Er galt als «politischer Musiker». Erst fast zehn Jahre später setzte seine langsame Rehabilitierung ein, und seitdem gilt Henze als der meistgespielte lebende Opernkomponist sowie führende Sinfoniker seiner Generation. Auch in Hamburg wurde schließlich 2001 sein «Medusa»-Oratorium vom Publikum gefeiert. Am Samstag begeht der gebürtige Westfale mit Wohnsitz in Italien seinen 80. Geburtstag.
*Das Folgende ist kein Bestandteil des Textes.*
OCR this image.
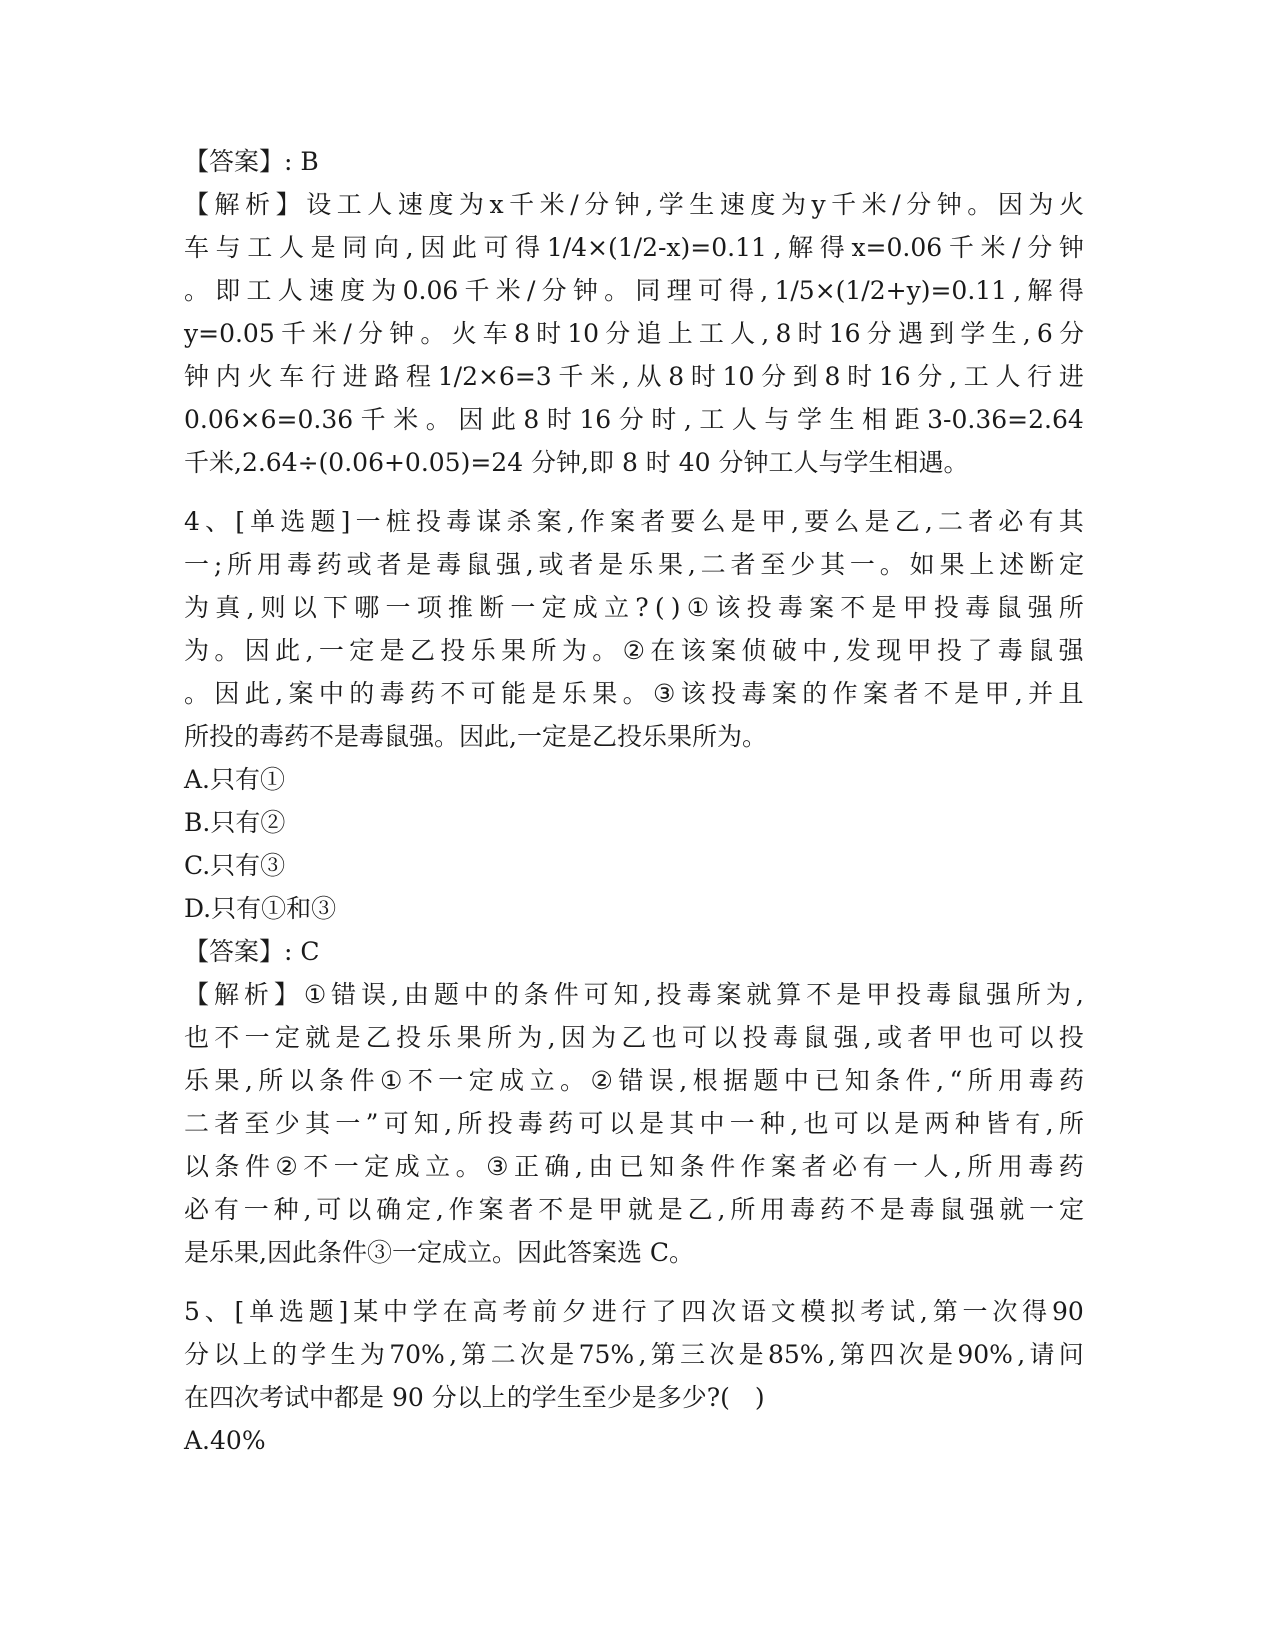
【答案】: B
【 解 析 】 设 工 人 速 度 为 x 千 米 / 分 钟 , 学 生 速 度 为 y 千 米 / 分 钟 。 因 为 火
车 与 工 人 是 同 向 , 因 此 可 得 1/4×(1/2-x)=0.11 , 解 得 x=0.06 千 米 / 分 钟
。 即 工 人 速 度 为 0.06 千 米 / 分 钟 。 同 理 可 得 , 1/5×(1/2+y)=0.11 , 解 得
y=0.05 千 米 / 分 钟 。 火 车 8 时 10 分 追 上 工 人 , 8 时 16 分 遇 到 学 生 , 6 分
钟 内 火 车 行 进 路 程 1/2×6=3 千 米 , 从 8 时 10 分 到 8 时 16 分 , 工 人 行 进
0.06×6=0.36 千 米 。 因 此 8 时 16 分 时 , 工 人 与 学 生 相 距 3-0.36=2.64
千米,2.64÷(0.06+0.05)=24 分钟,即 8 时 40 分钟工人与学生相遇。
4 、 [ 单 选 题 ] 一 桩 投 毒 谋 杀 案 , 作 案 者 要 么 是 甲 , 要 么 是 乙 , 二 者 必 有 其
一 ; 所 用 毒 药 或 者 是 毒 鼠 强 , 或 者 是 乐 果 , 二 者 至 少 其 一 。 如 果 上 述 断 定
为 真 , 则 以 下 哪 一 项 推 断 一 定 成 立 ? ( ) ① 该 投 毒 案 不 是 甲 投 毒 鼠 强 所
为 。 因 此 , 一 定 是 乙 投 乐 果 所 为 。 ② 在 该 案 侦 破 中 , 发 现 甲 投 了 毒 鼠 强
。 因 此 , 案 中 的 毒 药 不 可 能 是 乐 果 。 ③ 该 投 毒 案 的 作 案 者 不 是 甲 , 并 且
所投的毒药不是毒鼠强。因此,一定是乙投乐果所为。
A.只有①
B.只有②
C.只有③
D.只有①和③
【答案】: C
【 解 析 】 ① 错 误 , 由 题 中 的 条 件 可 知 , 投 毒 案 就 算 不 是 甲 投 毒 鼠 强 所 为 ,
也 不 一 定 就 是 乙 投 乐 果 所 为 , 因 为 乙 也 可 以 投 毒 鼠 强 , 或 者 甲 也 可 以 投
乐 果 , 所 以 条 件 ① 不 一 定 成 立 。 ② 错 误 , 根 据 题 中 已 知 条 件 , “ 所 用 毒 药
二 者 至 少 其 一 ” 可 知 , 所 投 毒 药 可 以 是 其 中 一 种 , 也 可 以 是 两 种 皆 有 , 所
以 条 件 ② 不 一 定 成 立 。 ③ 正 确 , 由 已 知 条 件 作 案 者 必 有 一 人 , 所 用 毒 药
必 有 一 种 , 可 以 确 定 , 作 案 者 不 是 甲 就 是 乙 , 所 用 毒 药 不 是 毒 鼠 强 就 一 定
是乐果,因此条件③一定成立。因此答案选 C。
5 、 [ 单 选 题 ] 某 中 学 在 高 考 前 夕 进 行 了 四 次 语 文 模 拟 考 试 , 第 一 次 得 90
分 以 上 的 学 生 为 70% , 第 二 次 是 75% , 第 三 次 是 85% , 第 四 次 是 90% , 请 问
在四次考试中都是 90 分以上的学生至少是多少?(　)
A.40%
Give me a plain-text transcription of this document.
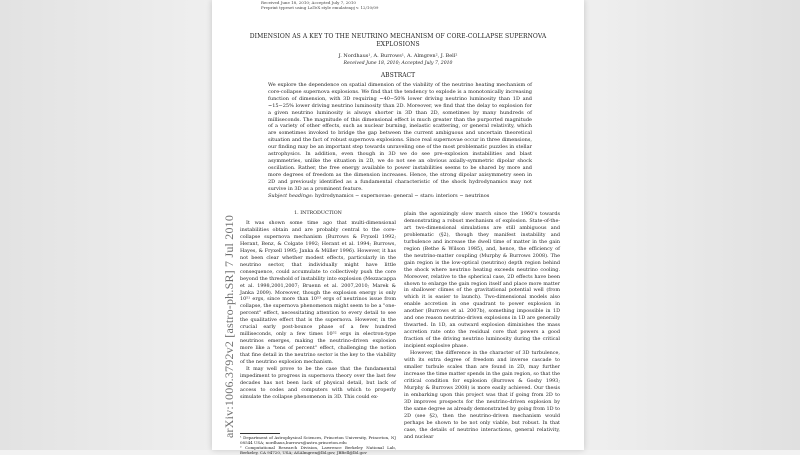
Received June 18, 2010; Accepted July 7, 2010
Preprint typeset using LaTeX style emulateapj v. 12/10/09
DIMENSION AS A KEY TO THE NEUTRINO MECHANISM OF CORE-COLLAPSE SUPERNOVA EXPLOSIONS
J. Nordhaus¹, A. Burrows¹, A. Almgren², J. Bell²
Received June 18, 2010; Accepted July 7, 2010
ABSTRACT
We explore the dependence on spatial dimension of the viability of the neutrino heating mechanism of core-collapse supernova explosions. We find that the tendency to explode is a monotonically increasing function of dimension, with 3D requiring ~40−50% lower driving neutrino luminosity than 1D and ~15−25% lower driving neutrino luminosity than 2D. Moreover, we find that the delay to explosion for a given neutrino luminosity is always shorter in 3D than 2D, sometimes by many hundreds of milliseconds. The magnitude of this dimensional effect is much greater than the purported magnitude of a variety of other effects, such as nuclear burning, inelastic scattering, or general relativity, which are sometimes invoked to bridge the gap between the current ambiguous and uncertain theoretical situation and the fact of robust supernova explosions. Since real supernovae occur in three dimensions, our finding may be an important step towards unraveling one of the most problematic puzzles in stellar astrophysics. In addition, even though in 3D we do see pre-explosion instabilities and blast asymmetries, unlike the situation in 2D, we do not see an obvious axially-symmetric dipolar shock oscillation. Rather, the free energy available to power instabilities seems to be shared by more and more degrees of freedom as the dimension increases. Hence, the strong dipolar axisymmetry seen in 2D and previously identified as a fundamental characteristic of the shock hydrodynamics may not survive in 3D as a prominent feature.
Subject headings: hydrodynamics − supernovae: general − stars: interiors − neutrinos
1. INTRODUCTION

It was shown some time ago that multi-dimensional instabilities obtain and are probably central to the core-collapse supernova mechanism (Burrows & Fryxell 1992; Herant, Benz, & Colgate 1992; Herant et al. 1994; Burrows, Hayes, & Fryxell 1995; Janka & Müller 1996). However, it has not been clear whether modest effects, particularly in the neutrino sector, that individually might have little consequence, could accumulate to collectively push the core beyond the threshold of instability into explosion (Mezzacappa et al. 1998,2001,2007; Bruenn et al. 2007,2010; Marek & Janka 2009). Moreover, though the explosion energy is only 10⁵¹ ergs, since more than 10⁵³ ergs of neutrinos issue from collapse, the supernova phenomenon might seem to be a "one-percent" effect, necessitating attention to every detail to see the qualitative effect that is the supernova. However, in the crucial early post-bounce phase of a few hundred milliseconds, only a few times 10⁵² ergs in electron-type neutrinos emerges, making the neutrino-driven explosion more like a "tens of percent" effect, challenging the notion that fine detail in the neutrino sector is the key to the viability of the neutrino explosion mechanism.

It may well prove to be the case that the fundamental impediment to progress in supernova theory over the last few decades has not been lack of physical detail, but lack of access to codes and computers with which to properly simulate the collapse phenomenon in 3D. This could ex-

¹ Department of Astrophysical Sciences, Princeton University, Princeton, NJ 08544 USA; nordhaus,burrows@astro.princeton.edu
² Computational Research Division, Lawrence Berkeley National Lab, Berkeley, CA 94720, USA; ASAlmgren@lbl.gov, JBBell@lbl.gov

plain the agonizingly slow march since the 1960's towards demonstrating a robust mechanism of explosion. State-of-the-art two-dimensional simulations are still ambiguous and problematic (§2), though they manifest instability and turbulence and increase the dwell time of matter in the gain region (Bethe & Wilson 1985), and, hence, the efficiency of the neutrino-matter coupling (Murphy & Burrows 2008). The gain region is the low-optical (neutrino) depth region behind the shock where neutrino heating exceeds neutrino cooling. Moreover, relative to the spherical case, 2D effects have been shown to enlarge the gain region itself and place more matter in shallower climes of the gravitational potential well (from which it is easier to launch). Two-dimensional models also enable accretion in one quadrant to power explosion in another (Burrows et al. 2007b), something impossible in 1D and one reason neutrino-driven explosions in 1D are generally thwarted. In 1D, an outward explosion diminishes the mass accretion rate onto the residual core that powers a good fraction of the driving neutrino luminosity during the critical incipient explosive phase.

However, the difference in the character of 3D turbulence, with its extra degree of freedom and inverse cascade to smaller turbule scales than are found in 2D, may further increase the time matter spends in the gain region, so that the critical condition for explosion (Burrows & Goshy 1993; Murphy & Burrows 2008) is more easily achieved. Our thesis in embarking upon this project was that if going from 2D to 3D improves prospects for the neutrino-driven explosion by the same degree as already demonstrated by going from 1D to 2D (see §2), then the neutrino-driven mechanism would perhaps be shown to be not only viable, but robust. In that case, the details of neutrino interactions, general relativity, and nuclear

arXiv:1006.3792v2 [astro-ph.SR] 7 Jul 2010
Henze wurde am 1. Juli 1926 in Gütersloh als ältestes von sechs Kindern eines Lehrers und einer Büroangestellten geboren. Bis zum Frühjahr 1943 besuchte Henze das Gymnasium in Bielefeld und begann mit zwölf Jahren, erste Klavierstücke zu komponieren. Nachdem er die Schule wegen schlechter Leistungen vorzeitig verlassen hatte, studierte er an der Staatsmusikschule Braunschweig Klavier, Schlagzeug und Musiktheorie. Zu Beginn der 50er Jahre verließ Henze Deutschland und lebt seitdem an verschiedenen Orten in Italien.
Nach mehreren musikalischen Stationen debütierte er 1952 in Hannover mit seiner Oper «Boulevard Solitude» und avancierte zu einem der bedeutendsten Opernkomponisten seiner Zeit. Der internationale Durchbruch gelang ihm mit der Oper «Der junge Lord», die in Zusammenarbeit mit seiner engen Freundin, der Schriftstellerin Ingeborg Bachmann, entstanden war. Die schwierige Beziehung des bekennenden Homosexuellen Henze zu der exzentrischen Dichterin wurde in ihrem ganzen Ausmaß vor zwei Jahren durch die Veröffentlichung des berührenden Briefwechsels der beiden bekannt.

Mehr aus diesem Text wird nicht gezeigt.